Thank you John. You offer a helpful and full reminder of the kinds of temptations we have as persons and as pastors. The critics who mercilessly blamed the deaths of those dear ones on Spurgeon contributed unkindly and in an opportunistic way, to the haunting memory. We learn from this that some critics do not have our best interests at heart and will use what they can to harm us. But you remind us that there are other scenarios in which even the faithful wounds of a friend go unheeded by us. Our pride gets the best of us, hardens and blinds us. Both scenarios need the grace of Jesus. In Him, we can help each other learn to account for both kinds of temptations in the pastoral vocation so that we are not caught unaware. Thanks again.
The ‘diqualified…never!’ kind of spooks me in this regard.
Well taken John. In this post, I was addressing how traumas in life expose our human limits and how critics sometimes illegitimately add insult to our injuries. No one is disqualified in ministry because hard hearted critics say we are or because we are limited in what we can handle at times in our lives. But if I were writing a post on the hubris that tempts our hearts as pastors your point is spot on. It would be a frightening thing to believe that we can undo humility with no consequences to our lives and ministries. Thanks again.
This post was a tremendous encouragement to me .. a needed reminder that God’s power is made perfect in our human weakness. Thank you for writing this.
Thank you John, this article was extremely encouraging to me!!!
1Co 15:10 But by the grace of God I am what I am, and his grace toward me was not in vain. On the contrary, I worked harder than any of them, though it was not I, but the grace of God that is with me.
Pastor Jaysson Gurwell
Thank you for reminding us of the grace that makes us what we are!

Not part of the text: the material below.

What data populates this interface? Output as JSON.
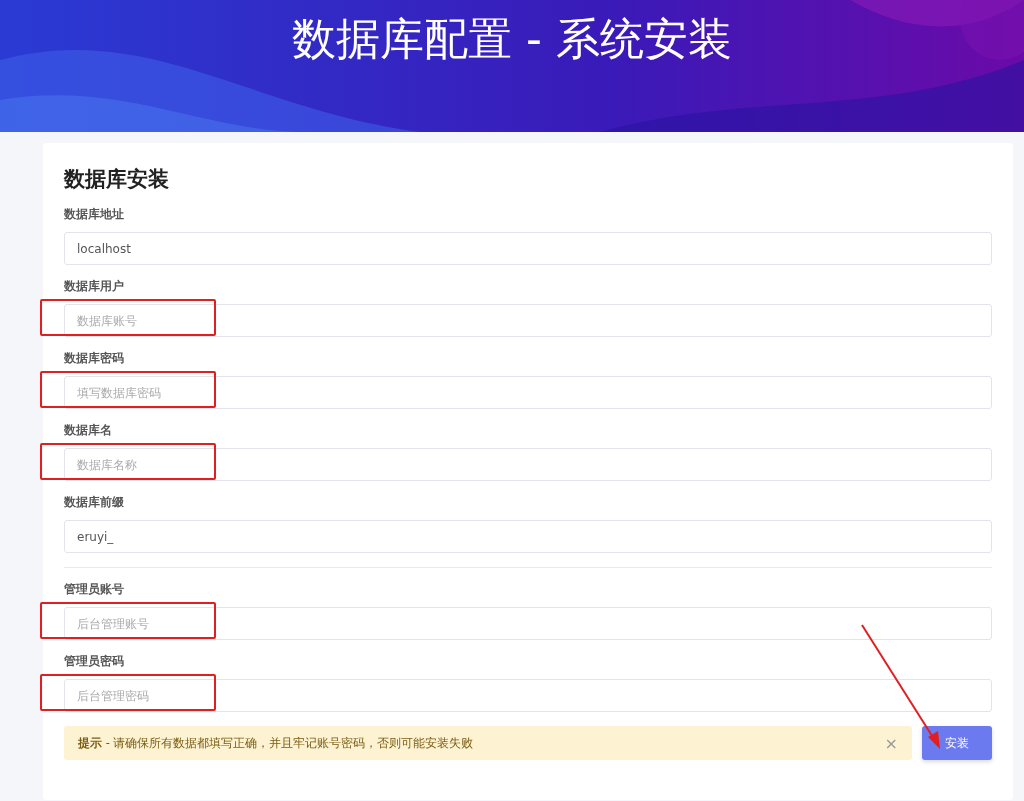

Really encouraging, Pastor Zack. Your book on Spurgeon’s depression was a great definition of the subject. He has long been one of my heroes in the faith and its ministry.
I have pastored for 40 years, more or less, and never been far removed from melancholy and fears, even though God has done impressive things through this earthen vessel.
I thank God for your experience, writing and humility in sharing.
God bless you and your ministry of grace.
So thankful Dan! Thank you for letting me know a little bit about your life and ministry. I look with you through fears and melancholy to the strong kindness of Jesus. He is faithful!